News
02.12.2011, Words by Ruth Saxelby

12 albums for 2011 - PJ Harvey's 'Let England Shake'

The second of our favourite albums of this year is Harvey's most accomplished hour.

Like many teenagers brought up mercifully far from when and where war is first-hand experience, I binged on war films and books in my late teens and early twenties. One of my favourite war documentaries is Ken Burns’s history of the American Civil War. Over its 10+ hours, it displays impressive balance and magisterial sadness in covering the first industrial war, featuring interviews, a wealth of documents and loads of brilliant, spooky pictures. Before paper prints replaced them with a cruder, though more replicable process, Daguerreotype dominated. Using glass, it was how the portraits of Union and Confederate soldiers, citizen and soldiers were made. Daguerreotype is a poetic process – it’s almost supernaturally sharp, yet had a tendency to blur motion. Subjects are captured with startling personality, yet are locked in time.

In a lot of ways, it’s the visual equivalent of ‘Let England Shake’. First, let’s talk about the production. It has a startling lucidity, yet runs with an uncomfortable vastness. The melodies are some of the prettiest that PJ Harvey has ever written, yet it’s far from an easy listen – filled with a curious dustiness, drum skitters jab dreadfully, guitar lines drag thirstily, samples come and go jarring and the booms come from nowhere. It’s tempting to compare the papery quality of the sound with the months of research apparently involved in ‘Let England Shake’.

The parts of the song often sound like they are working independently, with PJ’s voice often shouting over her melodies. Tim Hecker, Steve Reich and The Caretaker have all taken similar aesthetic choices to confront the past this year, and ‘Let England Shake’ is closer in sound and intent to these leading lights of the avant garde than anyone else in her bracket. From the peculiar shonkiness of sound and historical weight, it sounds like the output of labels like Tompkins Square or the archival work of Honest Jon’s, yet no one has made music as strange, as poetic, as ambivalent and as clever as this this year.
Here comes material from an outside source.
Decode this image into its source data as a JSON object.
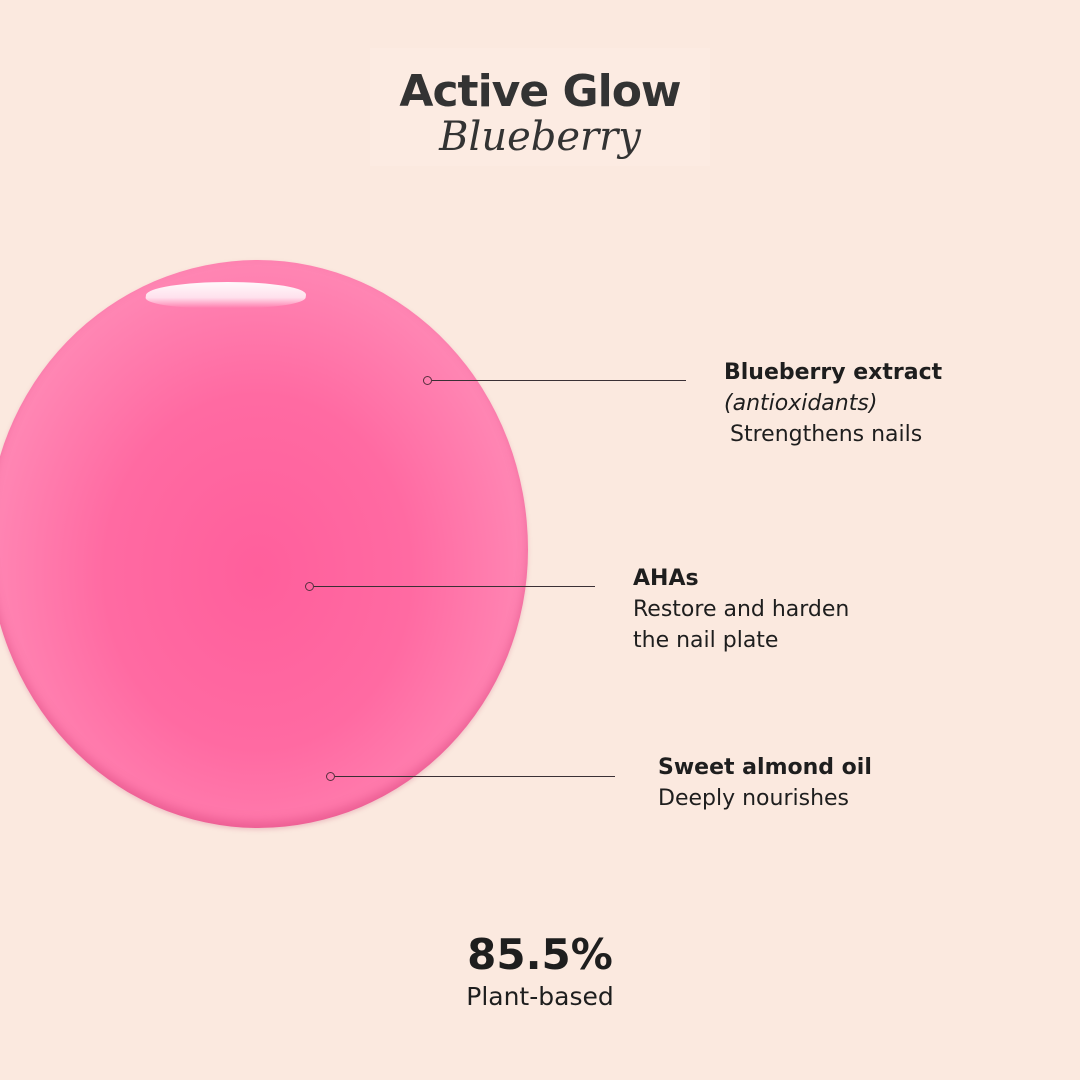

And more than any other album this year, it proves a new thing that pop music can do. As she mused to the Guardian, war is the subject of many films, poetry and books, but very rarely pop music, least of all from a major artist. It’s not hard to think why – pop is, at its heart, about new and fun ways of documenting the richness and hardness of life. How can you use this to capture the wholesale taking of it? A rare seriousness is required. It’s not something to fluff. But the thing that’s so masterful about the album is its ambivalence. Like most northern Europeans brought up during the unusually quiet half of the 20th century, her experience of war is second-hand, limited to reports of foreign lands and memories of old men.

These are dreadful enough, of course: she reports a hateful feeling still lingering on the hill where many, many ANZAC troops died in Turkey, and there are many, many lyrics too visceral to think on, from soldiers dropping like lumps of meat to the sight of arms and legs in trees. Yet this distance lets her document this cruel constant of human life from afar, horrified that we do this, yet bitterly aware that war is part of cruel, cruel nature. War, for PJ Harvey, is what we do. To say “Hiroshima cannot be pardoned” as Joni Mitchell once sang, or ask people to put down their guns is desperate, and futile. It’s what we’ve also done, and continue to do. We put people in dark forests to put bits of metal in each other. We build things that put the legs of 20-year-olds in trees, and to write “…and this is a bad thing” is flippant. This is an impressionistic album, delivered with dreadful clarity. To tell the story of Sparta, of Hellmand, of Gallipoli without triteness is impressive enough. To add to our understanding of this awful thing we do is outstanding. To do so on a pop album is a something else.